L’ombre d’un arbre sans fleurs – Richard Flanagan
(The Sound of One Hand Clapping, 1997)
Babel, 2019, 432 pages
Traduction de Delphine et Jean-Louis Chevalier
Préalablement traduit sous le titre Dispersés par le vent
Sonja avait trois ans quand sa mère a disparu dans la nuit et la neige.
Adulte et enceinte, elle revient en Tasmanie pour recoller les morceaux de son
enfance malheureuse auprès d’un père presque constamment soûl et déçu de la
vie.
Toute l’intrigue repose sur les personnages et en particulier sur le
duo formé par Sonja et son père avec, toujours en creux, l’absente. Or j’ai intégralement
détesté le père et pas compris la fille.
Certes, le père est malheureux : il a quitté l’Europe centrale
plein d’espoir envers l’avenir qui l’attendait sur cette terre et, finalement, sa
femme l’a quitté, il a travaillé comme un abruti toute sa vie sans que cela lui
permette pour autant d’améliorer son existence ; il n’en reste pas moins
une brute, même si j’entends qu’il n’est pas « équipé » pour être
capable de prendre de la hauteur.
Certes, la fille s’interroge sur son passé alors qu’elle pourrait
devenir mère et qu’elle n’a pas eu de modèle, que ses racines sont largement
incomplètes, floues. Pour autant, je n’ai pas compris ce qu’elle espérait d’un
tel géniteur, ni sa fidélité à son égard. Je peux comprendre l’attachement par
l’habitude (ils ont vécu ensemble, même si c’était pour le pire), même si je n’y
adhère pas personnellement.
Aussi le livre m’a-t-il paru excessivement long, ne faisant que démontrer
encore et encore la médiocrité de ces liens. Si Flanagan est doué pour faire
toucher du doigt la douleur des personnages et en particulier celle de Sonja
qui a grandi sans mère et auprès d’un père négligent, sur la distance toute
cette souffrance est pesante. On a beau chercher un peu d’espoir, la ressource
est rare. Il manquait de l’air, un souffle pour que l’histoire m’embarque (et
faut-il préciser que la maternité de Sonja ne risquait pas de susciter un quelconque
enthousiasme de ma part ?)
« Si cette histoire pouvait être racontée convenablement, tout
s’y trouverait, un océan de faits passés, les rêves d’avenir, et l’on pourrait
nager dans la maigre eau de tels souvenirs et surfer sur les vagues de tels
rêves quand elles se dressent avant de se briser et de s’anéantir. »

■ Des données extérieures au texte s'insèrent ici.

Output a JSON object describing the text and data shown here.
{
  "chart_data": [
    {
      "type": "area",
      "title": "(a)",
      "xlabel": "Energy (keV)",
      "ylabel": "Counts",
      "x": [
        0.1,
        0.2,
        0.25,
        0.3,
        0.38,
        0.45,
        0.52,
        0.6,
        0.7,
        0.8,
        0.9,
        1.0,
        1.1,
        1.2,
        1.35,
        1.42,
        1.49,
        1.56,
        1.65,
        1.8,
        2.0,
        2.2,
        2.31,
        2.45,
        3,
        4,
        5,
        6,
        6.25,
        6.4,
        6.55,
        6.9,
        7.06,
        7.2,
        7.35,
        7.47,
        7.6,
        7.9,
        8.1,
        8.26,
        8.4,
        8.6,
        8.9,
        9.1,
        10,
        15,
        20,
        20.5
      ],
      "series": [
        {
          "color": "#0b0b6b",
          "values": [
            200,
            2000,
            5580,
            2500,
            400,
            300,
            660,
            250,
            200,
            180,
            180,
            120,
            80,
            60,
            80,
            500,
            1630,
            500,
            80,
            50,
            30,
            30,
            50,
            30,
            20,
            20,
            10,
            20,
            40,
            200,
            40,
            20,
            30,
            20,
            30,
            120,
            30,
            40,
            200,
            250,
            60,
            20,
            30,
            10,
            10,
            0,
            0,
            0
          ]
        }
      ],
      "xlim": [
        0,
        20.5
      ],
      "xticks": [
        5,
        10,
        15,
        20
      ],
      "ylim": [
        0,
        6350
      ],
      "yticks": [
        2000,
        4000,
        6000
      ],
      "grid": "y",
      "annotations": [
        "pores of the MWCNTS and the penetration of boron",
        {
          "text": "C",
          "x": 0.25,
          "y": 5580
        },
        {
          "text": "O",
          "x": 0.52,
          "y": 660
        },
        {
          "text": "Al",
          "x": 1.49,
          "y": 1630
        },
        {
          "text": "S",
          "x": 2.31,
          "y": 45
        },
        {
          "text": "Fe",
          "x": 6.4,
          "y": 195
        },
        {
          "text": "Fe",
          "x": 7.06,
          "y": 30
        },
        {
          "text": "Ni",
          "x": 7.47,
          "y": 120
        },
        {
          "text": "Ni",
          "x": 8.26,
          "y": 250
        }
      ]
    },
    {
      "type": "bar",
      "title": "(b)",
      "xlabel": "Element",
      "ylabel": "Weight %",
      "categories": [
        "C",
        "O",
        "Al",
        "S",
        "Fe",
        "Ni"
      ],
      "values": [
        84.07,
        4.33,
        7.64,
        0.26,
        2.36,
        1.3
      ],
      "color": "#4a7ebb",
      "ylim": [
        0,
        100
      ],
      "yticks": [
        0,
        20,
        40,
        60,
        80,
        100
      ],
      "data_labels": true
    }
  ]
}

Pour autant, le talent de l’auteur transparaît entre les lignes, sa
capacité à recréer incidemment un contexte (historique, social, géographique) ;
j’aurais d’ailleurs aimé que ce dernier soit plus présent. Par ailleurs, le
style de Flanagan est égal à lui-même et l’envergure de l’auteur est évidente.

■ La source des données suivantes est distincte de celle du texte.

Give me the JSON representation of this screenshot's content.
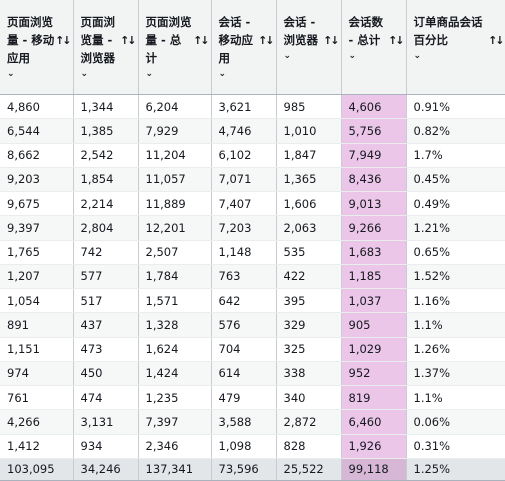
{
  "headers": [
    {
      "label": "页面浏览量 - 移动应用",
      "lines": [
        "页面浏览",
        "量 - 移动",
        "应用"
      ]
    },
    {
      "label": "页面浏览量 - 浏览器",
      "lines": [
        "页面浏",
        "览量 -",
        "浏览器"
      ]
    },
    {
      "label": "页面浏览量 - 总计",
      "lines": [
        "页面浏览",
        "量 - 总计"
      ]
    },
    {
      "label": "会话 - 移动应用",
      "lines": [
        "会话 -",
        "移动应",
        "用"
      ]
    },
    {
      "label": "会话 - 浏览器",
      "lines": [
        "会话 -",
        "浏览器"
      ]
    },
    {
      "label": "会话数 - 总计",
      "lines": [
        "会话数",
        "- 总计"
      ]
    },
    {
      "label": "订单商品会话百分比",
      "lines": [
        "订单商品会话",
        "百分比"
      ]
    }
  ],
  "rows": [
    [
      "4,860",
      "1,344",
      "6,204",
      "3,621",
      "985",
      "4,606",
      "0.91%"
    ],
    [
      "6,544",
      "1,385",
      "7,929",
      "4,746",
      "1,010",
      "5,756",
      "0.82%"
    ],
    [
      "8,662",
      "2,542",
      "11,204",
      "6,102",
      "1,847",
      "7,949",
      "1.7%"
    ],
    [
      "9,203",
      "1,854",
      "11,057",
      "7,071",
      "1,365",
      "8,436",
      "0.45%"
    ],
    [
      "9,675",
      "2,214",
      "11,889",
      "7,407",
      "1,606",
      "9,013",
      "0.49%"
    ],
    [
      "9,397",
      "2,804",
      "12,201",
      "7,203",
      "2,063",
      "9,266",
      "1.21%"
    ],
    [
      "1,765",
      "742",
      "2,507",
      "1,148",
      "535",
      "1,683",
      "0.65%"
    ],
    [
      "1,207",
      "577",
      "1,784",
      "763",
      "422",
      "1,185",
      "1.52%"
    ],
    [
      "1,054",
      "517",
      "1,571",
      "642",
      "395",
      "1,037",
      "1.16%"
    ],
    [
      "891",
      "437",
      "1,328",
      "576",
      "329",
      "905",
      "1.1%"
    ],
    [
      "1,151",
      "473",
      "1,624",
      "704",
      "325",
      "1,029",
      "1.26%"
    ],
    [
      "974",
      "450",
      "1,424",
      "614",
      "338",
      "952",
      "1.37%"
    ],
    [
      "761",
      "474",
      "1,235",
      "479",
      "340",
      "819",
      "1.1%"
    ],
    [
      "4,266",
      "3,131",
      "7,397",
      "3,588",
      "2,872",
      "6,460",
      "0.06%"
    ],
    [
      "1,412",
      "934",
      "2,346",
      "1,098",
      "828",
      "1,926",
      "0.31%"
    ]
  ],
  "totals": [
    "103,095",
    "34,246",
    "137,341",
    "73,596",
    "25,522",
    "99,118",
    "1.25%"
  ],
  "highlight_column": 5,
  "colors": {
    "highlight": "#ebc6e8",
    "header_bg": "#f2f3f3",
    "border": "#c8ccd2"
  },
  "icons": {
    "sort": "sort-arrows-icon",
    "dropdown": "chevron-down-icon"
  }
}
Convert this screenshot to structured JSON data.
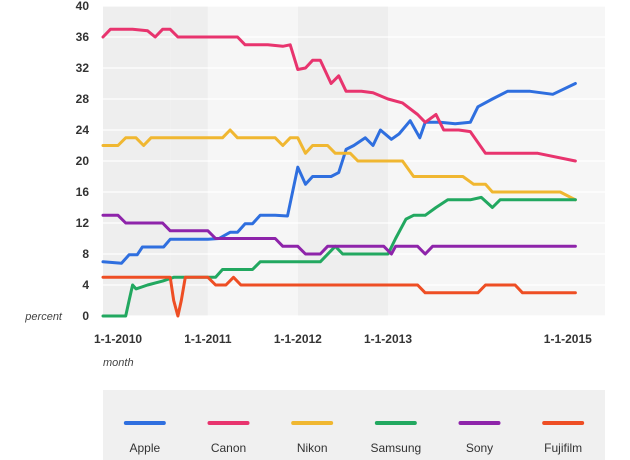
{
  "chart_data": {
    "type": "line",
    "ylabel": "percent",
    "xlabel": "month",
    "ylim": [
      0,
      40
    ],
    "yticks": [
      0,
      4,
      8,
      12,
      16,
      20,
      24,
      28,
      32,
      36,
      40
    ],
    "xlim": [
      "2009-11-01",
      "2015-06-01"
    ],
    "xticks": [
      "1-1-2010",
      "1-1-2011",
      "1-1-2012",
      "1-1-2013",
      "1-1-2015"
    ],
    "grid": true,
    "legend": "bottom",
    "series": [
      {
        "name": "Apple",
        "color": "#2f6fdf",
        "points": [
          [
            "2009-11-01",
            7.0
          ],
          [
            "2010-01-15",
            6.8
          ],
          [
            "2010-02-15",
            7.9
          ],
          [
            "2010-03-20",
            7.9
          ],
          [
            "2010-04-10",
            8.9
          ],
          [
            "2010-06-01",
            8.9
          ],
          [
            "2010-07-05",
            8.9
          ],
          [
            "2010-08-01",
            9.9
          ],
          [
            "2010-10-01",
            9.9
          ],
          [
            "2011-01-01",
            9.9
          ],
          [
            "2011-02-15",
            10.0
          ],
          [
            "2011-04-01",
            10.8
          ],
          [
            "2011-05-01",
            10.8
          ],
          [
            "2011-06-01",
            11.9
          ],
          [
            "2011-07-01",
            11.9
          ],
          [
            "2011-08-01",
            13.0
          ],
          [
            "2011-10-01",
            13.0
          ],
          [
            "2011-11-20",
            12.9
          ],
          [
            "2012-01-01",
            19.2
          ],
          [
            "2012-02-01",
            17.0
          ],
          [
            "2012-03-01",
            18.0
          ],
          [
            "2012-04-01",
            18.0
          ],
          [
            "2012-05-15",
            18.0
          ],
          [
            "2012-06-15",
            18.5
          ],
          [
            "2012-07-15",
            21.5
          ],
          [
            "2012-08-15",
            22.0
          ],
          [
            "2012-10-01",
            23.0
          ],
          [
            "2012-11-01",
            22.0
          ],
          [
            "2012-12-01",
            24.0
          ],
          [
            "2013-01-15",
            22.8
          ],
          [
            "2013-02-15",
            23.5
          ],
          [
            "2013-04-01",
            25.2
          ],
          [
            "2013-05-10",
            23.0
          ],
          [
            "2013-06-01",
            25.0
          ],
          [
            "2013-08-01",
            25.0
          ],
          [
            "2013-10-01",
            24.8
          ],
          [
            "2013-12-01",
            25.0
          ],
          [
            "2014-01-01",
            27.0
          ],
          [
            "2014-03-01",
            28.0
          ],
          [
            "2014-05-01",
            29.0
          ],
          [
            "2014-08-01",
            29.0
          ],
          [
            "2014-11-01",
            28.6
          ],
          [
            "2015-02-01",
            30.0
          ]
        ]
      },
      {
        "name": "Canon",
        "color": "#e8346e",
        "points": [
          [
            "2009-11-01",
            36.0
          ],
          [
            "2009-12-01",
            37.0
          ],
          [
            "2010-03-01",
            37.0
          ],
          [
            "2010-05-01",
            36.8
          ],
          [
            "2010-06-01",
            36.0
          ],
          [
            "2010-07-01",
            37.0
          ],
          [
            "2010-08-01",
            37.0
          ],
          [
            "2010-09-01",
            36.0
          ],
          [
            "2011-03-01",
            36.0
          ],
          [
            "2011-05-01",
            36.0
          ],
          [
            "2011-06-01",
            35.0
          ],
          [
            "2011-09-01",
            35.0
          ],
          [
            "2011-11-01",
            34.8
          ],
          [
            "2011-12-01",
            35.0
          ],
          [
            "2012-01-01",
            31.8
          ],
          [
            "2012-02-01",
            32.0
          ],
          [
            "2012-03-01",
            33.0
          ],
          [
            "2012-04-01",
            33.0
          ],
          [
            "2012-05-15",
            30.0
          ],
          [
            "2012-06-15",
            31.0
          ],
          [
            "2012-07-15",
            29.0
          ],
          [
            "2012-09-15",
            29.0
          ],
          [
            "2012-11-01",
            28.8
          ],
          [
            "2013-01-01",
            28.0
          ],
          [
            "2013-03-01",
            27.5
          ],
          [
            "2013-05-01",
            26.0
          ],
          [
            "2013-06-01",
            25.0
          ],
          [
            "2013-07-15",
            26.0
          ],
          [
            "2013-08-15",
            24.0
          ],
          [
            "2013-10-15",
            24.0
          ],
          [
            "2013-12-01",
            23.8
          ],
          [
            "2014-02-01",
            21.0
          ],
          [
            "2014-06-01",
            21.0
          ],
          [
            "2014-09-01",
            21.0
          ],
          [
            "2015-02-01",
            20.0
          ]
        ]
      },
      {
        "name": "Nikon",
        "color": "#f0b731",
        "points": [
          [
            "2009-11-01",
            22.0
          ],
          [
            "2010-01-01",
            22.0
          ],
          [
            "2010-02-01",
            23.0
          ],
          [
            "2010-03-15",
            23.0
          ],
          [
            "2010-04-15",
            22.0
          ],
          [
            "2010-05-15",
            23.0
          ],
          [
            "2010-07-01",
            23.0
          ],
          [
            "2011-01-01",
            23.0
          ],
          [
            "2011-03-01",
            23.0
          ],
          [
            "2011-04-01",
            24.0
          ],
          [
            "2011-05-01",
            23.0
          ],
          [
            "2011-08-01",
            23.0
          ],
          [
            "2011-10-01",
            23.0
          ],
          [
            "2011-11-01",
            22.0
          ],
          [
            "2011-12-01",
            23.0
          ],
          [
            "2012-01-01",
            23.0
          ],
          [
            "2012-02-01",
            21.0
          ],
          [
            "2012-03-01",
            22.0
          ],
          [
            "2012-05-01",
            22.0
          ],
          [
            "2012-06-01",
            21.0
          ],
          [
            "2012-08-01",
            21.0
          ],
          [
            "2012-09-01",
            20.0
          ],
          [
            "2013-01-01",
            20.0
          ],
          [
            "2013-03-01",
            20.0
          ],
          [
            "2013-04-15",
            18.0
          ],
          [
            "2013-08-01",
            18.0
          ],
          [
            "2013-11-01",
            18.0
          ],
          [
            "2013-12-15",
            17.0
          ],
          [
            "2014-02-01",
            17.0
          ],
          [
            "2014-03-01",
            16.0
          ],
          [
            "2014-07-01",
            16.0
          ],
          [
            "2014-10-15",
            16.0
          ],
          [
            "2014-12-01",
            16.0
          ],
          [
            "2015-02-01",
            15.0
          ]
        ]
      },
      {
        "name": "Samsung",
        "color": "#22a860",
        "points": [
          [
            "2009-11-01",
            0.0
          ],
          [
            "2010-02-01",
            0.0
          ],
          [
            "2010-02-15",
            2.0
          ],
          [
            "2010-03-01",
            4.0
          ],
          [
            "2010-03-15",
            3.5
          ],
          [
            "2010-05-01",
            4.0
          ],
          [
            "2010-07-01",
            4.5
          ],
          [
            "2010-08-15",
            5.0
          ],
          [
            "2011-01-01",
            5.0
          ],
          [
            "2011-02-01",
            5.0
          ],
          [
            "2011-03-01",
            6.0
          ],
          [
            "2011-06-01",
            6.0
          ],
          [
            "2011-07-01",
            6.0
          ],
          [
            "2011-08-01",
            7.0
          ],
          [
            "2012-01-01",
            7.0
          ],
          [
            "2012-04-01",
            7.0
          ],
          [
            "2012-06-01",
            9.0
          ],
          [
            "2012-07-01",
            8.0
          ],
          [
            "2012-11-01",
            8.0
          ],
          [
            "2013-01-01",
            8.0
          ],
          [
            "2013-02-01",
            10.0
          ],
          [
            "2013-03-15",
            12.5
          ],
          [
            "2013-04-15",
            13.0
          ],
          [
            "2013-06-01",
            13.0
          ],
          [
            "2013-07-15",
            14.0
          ],
          [
            "2013-09-01",
            15.0
          ],
          [
            "2013-12-01",
            15.0
          ],
          [
            "2014-01-15",
            15.3
          ],
          [
            "2014-03-01",
            14.0
          ],
          [
            "2014-04-01",
            15.0
          ],
          [
            "2014-08-01",
            15.0
          ],
          [
            "2015-02-01",
            15.0
          ]
        ]
      },
      {
        "name": "Sony",
        "color": "#8e24aa",
        "points": [
          [
            "2009-11-01",
            13.0
          ],
          [
            "2010-01-01",
            13.0
          ],
          [
            "2010-02-01",
            12.0
          ],
          [
            "2010-06-01",
            12.0
          ],
          [
            "2010-07-01",
            12.0
          ],
          [
            "2010-08-01",
            11.0
          ],
          [
            "2011-01-01",
            11.0
          ],
          [
            "2011-02-01",
            10.0
          ],
          [
            "2011-10-01",
            10.0
          ],
          [
            "2011-11-01",
            9.0
          ],
          [
            "2012-01-01",
            9.0
          ],
          [
            "2012-02-01",
            8.0
          ],
          [
            "2012-04-01",
            8.0
          ],
          [
            "2012-05-01",
            9.0
          ],
          [
            "2012-11-01",
            9.0
          ],
          [
            "2012-12-15",
            9.0
          ],
          [
            "2013-01-15",
            8.0
          ],
          [
            "2013-02-01",
            9.0
          ],
          [
            "2013-05-01",
            9.0
          ],
          [
            "2013-06-01",
            8.0
          ],
          [
            "2013-07-01",
            9.0
          ],
          [
            "2014-01-01",
            9.0
          ],
          [
            "2015-02-01",
            9.0
          ]
        ]
      },
      {
        "name": "Fujifilm",
        "color": "#ee4e24",
        "points": [
          [
            "2009-11-01",
            5.0
          ],
          [
            "2010-06-01",
            5.0
          ],
          [
            "2010-08-01",
            5.0
          ],
          [
            "2010-08-15",
            2.0
          ],
          [
            "2010-09-01",
            0.0
          ],
          [
            "2010-09-15",
            2.0
          ],
          [
            "2010-10-01",
            5.0
          ],
          [
            "2011-01-01",
            5.0
          ],
          [
            "2011-02-01",
            4.0
          ],
          [
            "2011-03-15",
            4.0
          ],
          [
            "2011-04-15",
            5.0
          ],
          [
            "2011-05-15",
            4.0
          ],
          [
            "2012-06-01",
            4.0
          ],
          [
            "2013-01-01",
            4.0
          ],
          [
            "2013-05-01",
            4.0
          ],
          [
            "2013-06-01",
            3.0
          ],
          [
            "2014-01-01",
            3.0
          ],
          [
            "2014-02-01",
            4.0
          ],
          [
            "2014-06-01",
            4.0
          ],
          [
            "2014-07-01",
            3.0
          ],
          [
            "2015-02-01",
            3.0
          ]
        ]
      }
    ]
  }
}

Ce sont les raisons qui me conduisent à vouloir poursuivre l’exploration de son
œuvre, en particulier avec La route étroite vers le nord lointain, un roman que
je n’avais pourtant jamais eu l’intention de lire. Il n’en reste pas moins que ce
livre-ci ne me laissera pas un bon souvenir.
De l'auteur, je recommande particulièrement Le livre de Gould.